Rock types are divided into three main groups which are sedimentary, igneous and metamorphic.  All three rock types form through different geological processes. One way to explain the nature of a rock is to think of it as a solid mass made up of individual grains all of which have been compacted together and each grain is a separate mineral.  In rocks made up of more than one mineral the nature of the grains and the way in which they come together defines the stone's ultimate hardness.  Rough grains which fit snugly together restrict the amount of room left available for moisture hence the rock will be hard and non porous. Finer grains are likely to have a more rounded shape hence won't lock together as tightly which leaves room for moisture and air so the rock ends up being softer and is more likely to be porous.

All rocks begin life as igneous rocks but over time are altered by natural geological processes.  Igneous rocks form when magma (molten and semi molten rock that's below ground) or lava (molten and semi molten rock that's above ground) cools and solidifies.  Sedimentary rocks are made up of sediment which has come together under water.  Layers of sediment graudally build up, with pressure they become compacted and eventually through cementation form one solid rock but the the process from start to finish takes thousands to millions of years.

An existing rock which undergoes a profound transformation caused by heat or pressure is known as a metamorphic rock.  Minerals are only stable within a certain range of temperatures and pressures and once outside of that range they break down and combine with other minerals within the rock to form a new mineral.  The process which is known as metamorphism generally takes place deep within Earth.



basic picture diagram of the natural cycle of rocks



Definition of a Mineral

A mineral is made up of naturally occurring inorganic solids which means they're void of any living matter.  To be correctly described as a mineral a substance must also be crystalline meaning it has a highly ordered repeating arrangement of atoms.  Each mineral also has it's own unique chemical composition.  Some minerals have the ability to crystallize in more than one way and a different crystal structure creates a different mineral.

Not all mineral-like substances are crystalline, those which lack any significant crystal structure or in other words whose atoms are not ordered or organised in a repeating arrangement, are known as mineraloids.  The most common mineraloids include amber which is fossilised tree resin, jet which is a compact form of coal that comes from plant matter, pearl which is formed by shelled molluscs, the tektie known as moldavite, shungite, obsidian and opal.

Most minerals are chemical compounds which means they're made up of two or more chemical elements.  An example is quartz which is made up of one atom of silicon and two atoms of oxygen.  A chemical element contains just one type of atom.  Minerals made up of a single element are known as native elements and include copper, carbon (diamond is a solid form of carbon), gold, titanium and silver.

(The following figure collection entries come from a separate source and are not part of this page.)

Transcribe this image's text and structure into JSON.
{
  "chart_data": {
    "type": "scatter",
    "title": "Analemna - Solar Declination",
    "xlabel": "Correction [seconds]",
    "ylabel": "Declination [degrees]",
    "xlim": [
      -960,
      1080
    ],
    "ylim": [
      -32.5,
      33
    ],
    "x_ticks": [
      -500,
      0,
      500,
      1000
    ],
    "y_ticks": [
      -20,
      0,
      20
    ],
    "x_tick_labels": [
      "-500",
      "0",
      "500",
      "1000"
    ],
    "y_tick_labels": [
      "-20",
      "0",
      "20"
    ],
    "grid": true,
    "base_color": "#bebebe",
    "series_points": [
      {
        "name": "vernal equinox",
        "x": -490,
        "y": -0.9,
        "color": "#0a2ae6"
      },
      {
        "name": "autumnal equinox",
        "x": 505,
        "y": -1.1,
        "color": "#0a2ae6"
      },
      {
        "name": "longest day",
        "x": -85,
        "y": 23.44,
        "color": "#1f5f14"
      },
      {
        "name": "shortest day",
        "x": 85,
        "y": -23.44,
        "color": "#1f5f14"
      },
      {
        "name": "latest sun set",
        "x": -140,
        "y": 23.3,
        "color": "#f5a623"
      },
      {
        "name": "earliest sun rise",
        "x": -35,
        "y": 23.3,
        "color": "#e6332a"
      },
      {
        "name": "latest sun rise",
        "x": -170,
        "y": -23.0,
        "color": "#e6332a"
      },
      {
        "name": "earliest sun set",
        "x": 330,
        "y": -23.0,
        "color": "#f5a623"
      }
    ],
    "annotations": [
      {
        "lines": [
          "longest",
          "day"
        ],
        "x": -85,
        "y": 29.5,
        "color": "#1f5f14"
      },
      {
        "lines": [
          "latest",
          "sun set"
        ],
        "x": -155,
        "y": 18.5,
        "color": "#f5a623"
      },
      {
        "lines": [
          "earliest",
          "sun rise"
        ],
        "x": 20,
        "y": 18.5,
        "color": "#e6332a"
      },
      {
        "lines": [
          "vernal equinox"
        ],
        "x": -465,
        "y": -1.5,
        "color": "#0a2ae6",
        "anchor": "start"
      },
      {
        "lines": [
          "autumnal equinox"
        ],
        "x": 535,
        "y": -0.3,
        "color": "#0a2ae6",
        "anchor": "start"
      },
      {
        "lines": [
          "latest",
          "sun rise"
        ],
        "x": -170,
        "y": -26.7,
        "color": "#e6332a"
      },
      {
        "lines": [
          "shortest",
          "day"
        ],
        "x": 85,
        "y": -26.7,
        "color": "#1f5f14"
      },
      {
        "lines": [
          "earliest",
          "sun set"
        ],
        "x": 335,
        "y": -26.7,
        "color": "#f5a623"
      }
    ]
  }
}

large museum exhibit of native copper

Native Copper (click to enlarge)



Other chemical elements include manganese, sodium and hydrogen which is the lightest of all elements and formed fourteen billion years ago soon after the big bang along with trace amounts of beryllium. Although an element may be a liquid, solid or gas, bromine and mercury are the only two liquids.

The number of minerals known to man varies from 2,722 to 6,500 depending on the reference that you read.  Approximately 150 new varieties are discovered around the world each year.